For 15 miles, Bostock ran alone. He was joined by his friend Kraig Moore for 10 miles of the run.

The last mile-and-a-half, his wife, Jody and daughter, Cosley, in a running stroller, joined him.

Neighbors and friends awaited the Bostocks on arrival at their home. Kevin finished with a time of three hours and 39 minutes, plus an extra mile beyond the 26.2 miles to get home.

A soccer goalie by trade, Kevin started running more seriously last April and began marathon training that July.

“I played goalie in college so I didn’t run at all,” he said.

Jody has run several marathons herself and is considered the runner in the Bostock family.
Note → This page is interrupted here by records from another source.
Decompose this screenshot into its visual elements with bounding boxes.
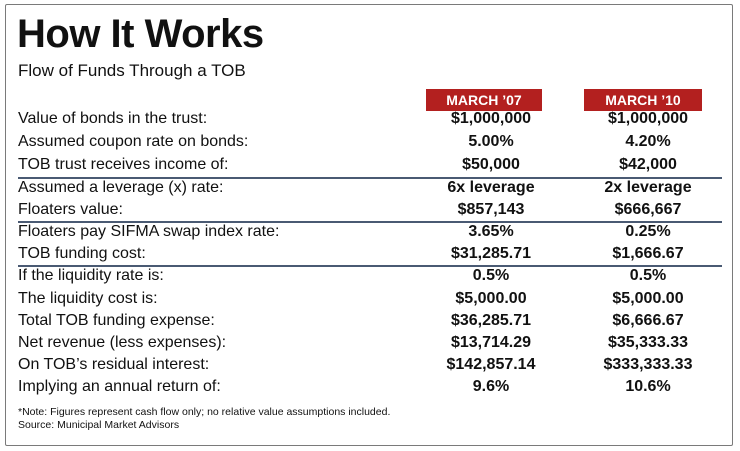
table-row-liquidity-cost: The liquidity cost is: $5,000.00 $5,000.… [18, 288, 718, 310]
page-title: How It Works [17, 12, 264, 56]
value-march-07: $36,285.71 [450, 312, 532, 329]
value-march-10: 10.6% [625, 378, 671, 395]
value-march-07: $857,143 [457, 201, 525, 218]
row-label: Assumed a leverage (x) rate: [18, 179, 224, 196]
row-label: On TOB’s residual interest: [18, 356, 210, 373]
table-row-annual-return: Implying an annual return of: 9.6% 10.6% [18, 376, 718, 398]
value-march-10: $35,333.33 [607, 334, 689, 351]
value-march-07: 3.65% [468, 223, 514, 240]
table-row-leverage-rate: Assumed a leverage (x) rate: 6x leverage… [18, 177, 718, 199]
column-header-march-07: MARCH ’07 [426, 89, 542, 111]
value-march-10: $666,667 [614, 201, 682, 218]
table-row-liquidity-rate: If the liquidity rate is: 0.5% 0.5% [18, 265, 718, 287]
row-label: Implying an annual return of: [18, 378, 221, 395]
row-label: Net revenue (less expenses): [18, 334, 227, 351]
row-label: TOB trust receives income of: [18, 156, 229, 173]
section-divider [18, 265, 722, 267]
row-label: Floaters pay SIFMA swap index rate: [18, 223, 280, 240]
row-label: Floaters value: [18, 201, 123, 218]
row-label: The liquidity cost is: [18, 290, 158, 307]
table-row-funding-expense: Total TOB funding expense: $36,285.71 $6… [18, 310, 718, 332]
table-row-floaters-value: Floaters value: $857,143 $666,667 [18, 199, 718, 221]
row-label: If the liquidity rate is: [18, 267, 164, 284]
value-march-07: 0.5% [472, 267, 510, 284]
source-note: Source: Municipal Market Advisors [18, 419, 180, 431]
value-march-10: $42,000 [619, 156, 677, 173]
section-divider [18, 177, 722, 179]
value-march-07: $50,000 [462, 156, 520, 173]
value-march-10: $6,666.67 [612, 312, 684, 329]
value-march-07: $5,000.00 [455, 290, 527, 307]
footnote: *Note: Figures represent cash flow only;… [18, 406, 391, 418]
value-march-10: $1,666.67 [612, 245, 684, 262]
value-march-07: $31,285.71 [450, 245, 532, 262]
value-march-10: $5,000.00 [612, 290, 684, 307]
value-march-10: 0.5% [629, 267, 667, 284]
table-row-trust-income: TOB trust receives income of: $50,000 $4… [18, 154, 718, 176]
table-row-funding-cost: TOB funding cost: $31,285.71 $1,666.67 [18, 243, 718, 265]
value-march-10: 0.25% [625, 223, 671, 240]
table-row-bond-value: Value of bonds in the trust: $1,000,000 … [18, 108, 718, 130]
row-label: Assumed coupon rate on bonds: [18, 133, 249, 150]
table-row-sifma-rate: Floaters pay SIFMA swap index rate: 3.65… [18, 221, 718, 243]
value-march-07: $142,857.14 [446, 356, 536, 373]
value-march-07: 5.00% [468, 133, 514, 150]
value-march-07: $13,714.29 [450, 334, 532, 351]
table-row-coupon-rate: Assumed coupon rate on bonds: 5.00% 4.20… [18, 131, 718, 153]
page-subtitle: Flow of Funds Through a TOB [18, 61, 246, 80]
table-row-net-revenue: Net revenue (less expenses): $13,714.29 … [18, 332, 718, 354]
infographic-frame [5, 4, 733, 446]
value-march-07: $1,000,000 [450, 110, 532, 127]
value-march-10: $333,333.33 [603, 356, 693, 373]
row-label: Total TOB funding expense: [18, 312, 215, 329]
value-march-07: 9.6% [472, 378, 510, 395]
section-divider [18, 221, 722, 223]
value-march-10: 2x leverage [604, 179, 692, 196]
value-march-10: 4.20% [625, 133, 671, 150]
value-march-10: $1,000,000 [607, 110, 689, 127]
table-row-residual-interest: On TOB’s residual interest: $142,857.14 … [18, 354, 718, 376]
row-label: TOB funding cost: [18, 245, 146, 262]
value-march-07: 6x leverage [447, 179, 535, 196]
row-label: Value of bonds in the trust: [18, 110, 208, 127]
column-header-march-10: MARCH ’10 [584, 89, 702, 111]
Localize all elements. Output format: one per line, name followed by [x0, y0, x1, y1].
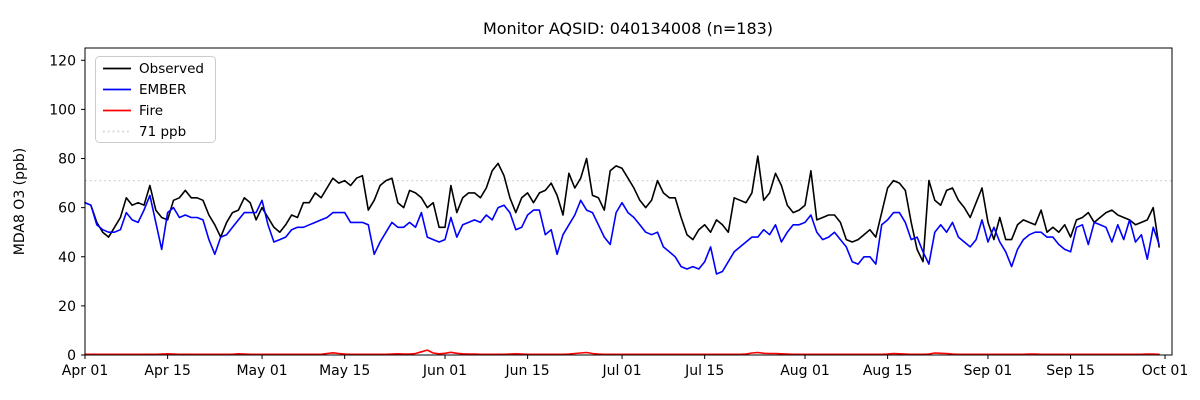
x-tick-label: Apr 15 — [144, 363, 190, 379]
axis-ticks-group: 0 20 40 60 80 100 120 Apr 01 Apr 15 May 01 May 15 J… — [49, 53, 1188, 379]
y-tick-label: 120 — [49, 53, 76, 69]
x-tick-label: May 01 — [236, 363, 287, 379]
x-tick-label: Sep 15 — [1046, 363, 1095, 379]
series-line-ember — [84, 194, 1160, 275]
legend-label-fire: Fire — [139, 103, 163, 119]
legend-label-threshold: 71 ppb — [139, 124, 186, 140]
x-tick-label: Aug 15 — [863, 363, 913, 379]
y-tick-label: 20 — [58, 299, 76, 315]
x-tick-label: Sep 01 — [964, 363, 1013, 379]
x-tick-label: Apr 01 — [62, 363, 108, 379]
x-tick-label: Jul 01 — [601, 363, 641, 379]
plot-border — [84, 47, 1173, 356]
y-tick-label: 100 — [49, 102, 76, 118]
y-tick-label: 80 — [58, 152, 76, 168]
series-group — [84, 155, 1160, 356]
x-tick-label: Jul 15 — [684, 363, 724, 379]
y-tick-label: 60 — [58, 201, 76, 217]
x-tick-label: Oct 01 — [1142, 363, 1188, 379]
x-tick-label: May 15 — [319, 363, 370, 379]
series-line-fire — [84, 349, 1160, 356]
y-tick-label: 0 — [67, 348, 76, 364]
legend-box — [95, 56, 216, 143]
x-tick-label: Aug 01 — [780, 363, 830, 379]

“Kevin has made some big life changes with eating habits, work habits, family habits … so he wanted to prove to her (Cosley) that anything’s possible,” Jody said. “Not knowing our future for Cosley, he wanted to prove to her that, ‘Look, I know I can do this and if you put your mind to anything you can do it.’”

Jody and Kevin don’t train together, though.

“We’ve gone for casual runs,” Jody said. “We’re too competitive. I think it wouldn’t work out very well.”

Any hard training will have to wait for Jody anyway. She’s four-and-a-half months pregnant with the Bostock’s second child, a boy.

Kevin plans to run another marathon and maybe compete in a half-Ironman. Cosley might be too young to really understand what her father is doing, but Kevin hopes as she grows that it will be something special they share.

“I think it will be one of many things I want to do to continue to prove to her that as I get older and continue to age I can prove to her that it’s just about hard work, being a good person and having integrity and love for others,” he said. “I think she can make a pretty good go of it.”

In a time where there are so many unknowns, Kevin hopes his story can offer some hope amidst the uncertainty.

“I think the reality is, it seems like we’re living in trying times and things can seem bleak at moments in all of our lives,” he said. “I really wanted to do something to inspire others and do some good in the world.”